Bien que la prostitution soit illégale à Cuba, plusieurs personnes pratiquent le sexe transactionnel (PPST). Il s’agit d’offrir des services sexuels en échange d’argent, de cadeaux ou d’un bénéfice quelconque. Beaucoup de femmes trans y trouvent le moyen d’obtenir plus d’argent, en l’effectuant en parallèle de leur travail, pour bien s’habiller, pour quitter le pays, pour mieux vivre. Mais parfois, c’est seulement pour pouvoir se payer à manger, alors que la discrimination sur le marché du travail demeure présente malgré les campagnes annuelles de lutte contre la transphobie.

Quant à leurs conditions de travail, elles sont souvent précaires. Il est à peu près impossible d’utiliser l’internet qui est très contrôlé, les rencontres doivent donc se faire dans la rue, de façon discrète. Les lieux de rencontre nocturnes, comme les parcs, sont les plus utilisés, car il est difficile de ramener quelqu’un chez soi. Et dans les hôtels ou les casas particulares, l’identité des Cubain.e.s est strictement contrôlée et leur accès restreint.

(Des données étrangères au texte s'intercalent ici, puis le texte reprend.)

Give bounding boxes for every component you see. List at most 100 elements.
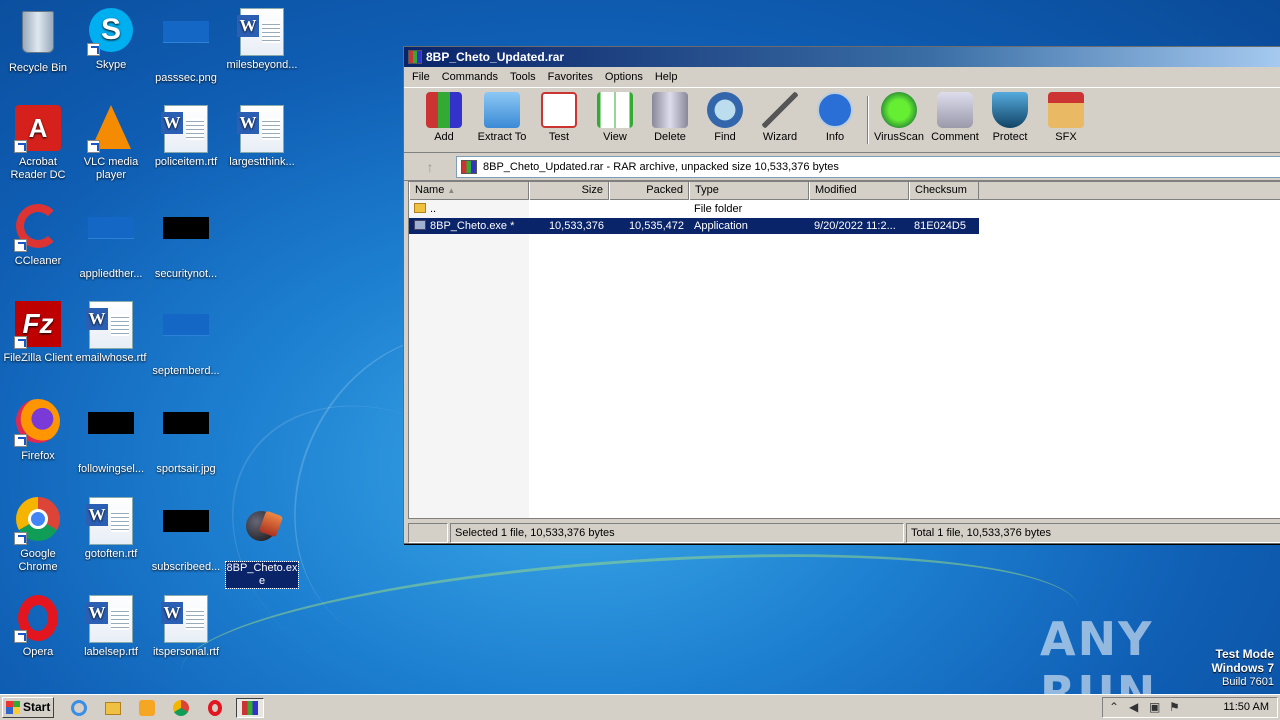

C’est pourquoi ces femmes sont vulnérables à toutes sortes de violences et d’abus, notamment de la part des policiers qui font du profilage social quand ils les voient. « Cela arrive souvent que [les policiers] nous embarquent, nous battent et nous violent » affirme Rihanna, coordonnatrice provinciale du réseau Transcuba à Granma. Et même si le réseau Transcuba dispose de l’aide juridique spécialisée dans chaque province, la plupart de ces crimes restent impunis.

Concernant les femmes trans séropositives qui pratiquent le sexe transactionnel, une grande partie n’adhère pas au traitement antirétroviral par peur que leur apparence physique change drastiquement, étant donné qu’un des principaux effets indésirables du traitement est la lipodystrophie – accumulation et/ou perte des graisses corporelles à différents niveaux du corps. Malheureusement, cette peur de compromettre leur processus de transition cause annuellement des pertes humaines considérables dans la communauté.

Enfin, pour les femmes trans à Bayamo, se battre pour des droits inscrits dans leur constitution – comme le respect de l’intégrité physique, la non-discrimination, l’accès à l’emploi – reste un enjeu quotidien. Aujourd’hui, le CENESEX travaille pour améliorer leur condition et celle de toutes les minorités sexuelles. Projet de loi pour le mariage égalitaire, proposition de pénaliser le client qui demande des services sexuels, sont quelques-uns des débats menés, mais la transformation n’avance pas assez vite pour ces personnes dont leur vie est menacée.